Radio Belgrad am 18. März über den Pozarevac-Aufruhr ·. "Dank der Aktivität der Parteiorganisationen wurde der Versuch, bestimmte oppositionelle Gruppen zu bilden ... enthüllt und so dem Versuch vorgebeugt, das politische Mehrparteiensystem zu legalisieren."
obgleich 17 Teilnehmer der Demonstrationen als Anhänger einer "gutorganisierten Gruppe, die selbst vor der Anwendung von Gewalt nicht zurückschreckt", oder "wegen Verbreitung lügnerischer Behauptungen" angezeigt wurden, breitet sich Widerstand gegen Belgrad über ganz Serbien aus.

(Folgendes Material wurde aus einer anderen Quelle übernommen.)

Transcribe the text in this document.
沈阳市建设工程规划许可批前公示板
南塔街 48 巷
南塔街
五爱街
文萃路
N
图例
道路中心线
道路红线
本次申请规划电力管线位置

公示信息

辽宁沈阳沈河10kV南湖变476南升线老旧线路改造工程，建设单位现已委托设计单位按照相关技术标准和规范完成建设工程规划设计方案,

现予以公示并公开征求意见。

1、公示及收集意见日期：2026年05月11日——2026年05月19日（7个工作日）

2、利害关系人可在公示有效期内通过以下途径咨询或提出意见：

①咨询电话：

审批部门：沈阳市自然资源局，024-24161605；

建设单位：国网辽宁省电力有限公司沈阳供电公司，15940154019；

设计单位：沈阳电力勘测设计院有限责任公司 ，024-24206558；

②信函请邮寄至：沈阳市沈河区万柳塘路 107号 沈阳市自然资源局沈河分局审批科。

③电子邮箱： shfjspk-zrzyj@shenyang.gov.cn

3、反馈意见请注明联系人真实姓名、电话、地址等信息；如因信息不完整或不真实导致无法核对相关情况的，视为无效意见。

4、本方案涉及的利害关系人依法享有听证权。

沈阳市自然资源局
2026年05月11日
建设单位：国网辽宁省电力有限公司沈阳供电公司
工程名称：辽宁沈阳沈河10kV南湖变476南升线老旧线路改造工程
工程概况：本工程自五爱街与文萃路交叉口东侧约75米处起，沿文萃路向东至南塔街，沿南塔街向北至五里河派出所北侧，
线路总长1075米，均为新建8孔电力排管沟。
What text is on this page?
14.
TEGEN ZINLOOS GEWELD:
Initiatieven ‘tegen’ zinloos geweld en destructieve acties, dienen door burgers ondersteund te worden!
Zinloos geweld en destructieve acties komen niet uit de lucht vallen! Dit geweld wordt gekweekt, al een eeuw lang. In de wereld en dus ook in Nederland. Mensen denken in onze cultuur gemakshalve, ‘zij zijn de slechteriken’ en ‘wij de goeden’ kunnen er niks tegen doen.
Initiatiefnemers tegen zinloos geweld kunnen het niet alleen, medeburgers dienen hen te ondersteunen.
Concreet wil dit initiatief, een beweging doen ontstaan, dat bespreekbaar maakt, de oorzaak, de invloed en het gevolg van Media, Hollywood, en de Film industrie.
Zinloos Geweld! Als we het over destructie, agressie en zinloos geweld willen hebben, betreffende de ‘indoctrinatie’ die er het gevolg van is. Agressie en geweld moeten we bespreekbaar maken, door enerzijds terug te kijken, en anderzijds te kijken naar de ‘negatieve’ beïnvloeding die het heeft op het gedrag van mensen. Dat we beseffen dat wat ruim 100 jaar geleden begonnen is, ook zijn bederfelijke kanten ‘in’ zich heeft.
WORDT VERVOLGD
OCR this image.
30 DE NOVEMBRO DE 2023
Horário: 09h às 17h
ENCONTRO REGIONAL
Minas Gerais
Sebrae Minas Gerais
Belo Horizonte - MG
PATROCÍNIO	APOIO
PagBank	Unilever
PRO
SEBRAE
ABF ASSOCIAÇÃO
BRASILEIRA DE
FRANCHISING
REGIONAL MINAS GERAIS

In Raca, Bujanovac, der Schnapsstadt Vlasotince und in Kraljevo -- wo der Bürgermeister unter Hinweis auf den Volkswillen sogar die Rücknahme einer gegen ihn verhängten Parteistrafe verlangt -- rüstet sich eine aufrührerische grüne Front unter Führung populärer Lokalhelden zum Widerstand gegen höhere Steuern und gegen alles, was aus Belgrad kommt: Sie fordern höhere Zwetschgen- und Schweinepreise und eine Welt, in der es endlich wieder nach traditionellen serbischen Sitten zugeht,
Der serbische Abgeordnete Slavko Milosevic: "Wie sehr diese oppositionellen Kräfte bereits um sich gegriffen haben, das sieht man an den Wählerversammlungen auf den Dörfern, wo offen verschiedene antisozialistische Parolen vorgetragen werden.
Auf der Suche nach treibenden Kräften hinter der programmlosen Widerstandsbewegung serbischer Bauern, für die Widerstand gegen die Staatsgewalt seit je ein Volksfest ist, fand die Boulevardausgabe der Beigrader "Politika" zunächst nur "Antidemokraten, Demagogen, Kritikaster, Nationalisten und feindliche Elemente, denen das Schicksal unseres Landes nicht am Herzen liegt".
Die "Borba", das Zentralorgan des "Sozialistischen Bundes der Werktätigen", entdeckte jedoch Anhänger des (ehemaligen) Moskauer Kominformbüros und des Draja Mihajlovic.
Der serbische Nationalist Mihajlovic wurde wegen Zusammenarbeit mit den Deutschen verurteilt und 1945 hingerichtet.